José Cueli
La obra cervantina, en especial El Quijote de la Mancha
tiene un misterioso encanto. Un dejar en el cuerpo una huella, un
trazo, un abrirse paso infinito, una escritura no fonética inolvidable.
Trazos que al abrirse no tienen final, letras que mudan su propio trazo,
las abiertas se cierran y las cerradas se abren y vuelven a mudarse de
sitio, se trasponen con disfraces; colores, visajes y gestos diferentes,
generan nuevas imágenes maravillosas, secretas y misteriosas, acerca de
algo que se nos va.
La situación actual en México confusa si las hay, me conecta con la
obra cervantina. Cuenta una fábula cervantina del encuentro de Don
Quijote con el Maese Pedro y su retablo. Asisten entonces lector y
protagonistas a una escenificación dramática. Los títeres movidos por
hilos y la voz del Maese Pedro, que va explicando de manera prolija y
torpe lo que acontece ante los ojos del espectador: pretende recrear la
leyenda de Melisendra, cautiva de los moros y su marido, Gaiferos, que
finalmente acude a salvarla y pretende sacarla de su cautiverio en
aparentemente arriesgada y peligrosa aventura. La acción dramática se ve
interrumpida una y otra vez en un complejo movimiento de vaivén, en una
lanzadera de acciones y discursos en los que interviene de manera cada
vez más violenta Don Quijote, quien reclama, en forma airada, la falta
de veracidad en la narración y en los efectos sonoros.

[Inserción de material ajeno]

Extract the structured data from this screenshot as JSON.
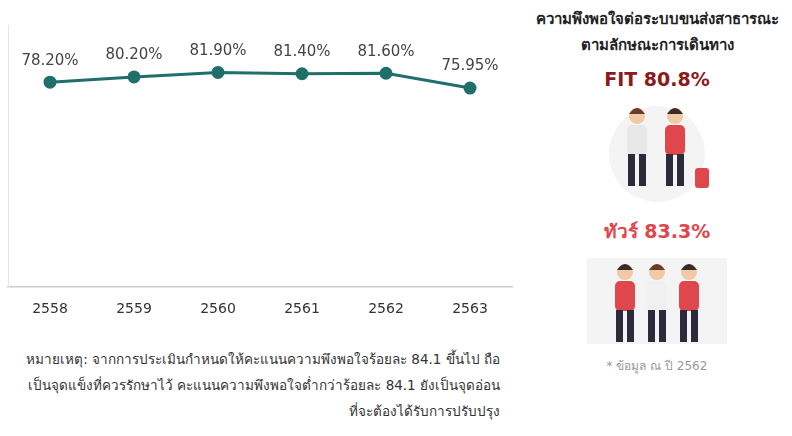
{
  "chart_data": {
    "type": "line",
    "categories": [
      "2558",
      "2559",
      "2560",
      "2561",
      "2562",
      "2563"
    ],
    "values": [
      78.2,
      80.2,
      81.9,
      81.4,
      81.6,
      75.95
    ],
    "value_labels": [
      "78.20%",
      "80.20%",
      "81.90%",
      "81.40%",
      "81.60%",
      "75.95%"
    ],
    "color": "#1f6f6b",
    "ylim": [
      0,
      100
    ],
    "yticks": [],
    "grid": false,
    "data_labels": true,
    "tick_labels": "x",
    "marker": "circle"
  },
  "note": "หมายเหตุ: จากการประเมินกำหนดให้คะแนนความพึงพอใจร้อยละ 84.1 ขึ้นไป ถือเป็นจุดแข็งที่ควรรักษาไว้ คะแนนความพึงพอใจต่ำกว่าร้อยละ 84.1 ยังเป็นจุดอ่อนที่จะต้องได้รับการปรับปรุง",
  "side_panel": {
    "title": "ความพึงพอใจต่อระบบขนส่งสาธารณะตามลักษณะการเดินทาง",
    "items": [
      {
        "name": "FIT",
        "value": 80.8,
        "value_label": "80.8%",
        "color": "#8b1a1a"
      },
      {
        "name": "ทัวร์",
        "value": 83.3,
        "value_label": "83.3%",
        "color": "#e0474c"
      }
    ],
    "footnote": "* ข้อมูล ณ ปี 2562"
  }
}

Presa del enojo ante el engaño, arremete contra el retablo. Parece
indignarle que pretendan nublar su razón con un grosero espejismo
representado por títeres movidos por hilos misteriosos, manipulados por
individuos de dudosa reputación que, ocultándose tras bambalinas, sólo
se sabe de ellos por los matices ominosos que le imprimen las
marionetas.
El retablo parece ilustrar el afán cervantino de delatar el recurso
de explotar la irracionalidad con fines ocultos empujando a los sujetos
como marionetas a los márgenes de la conciencia; donde aparecen la
hostilidad, el miedo y el odio reprimidos.
Como consecuencia el comienzo aparente del diálogo se interrumpe, y
experimentamos el dolor e impotencia agregados a la sensación de falta
de sentido con marcado sentimiento de indefensión ante la
irracionalidad.
Ante la desesperanza se hablan preguntas de difícil respuesta: ¿Habrá
qué aceptar sin reservas que haya acuerdos en el diálogo que no han de
mezclarse con los azares del discurso mismo y los hechos?
¿Cómo hacer compatible la razón y la experiencia de lo plural?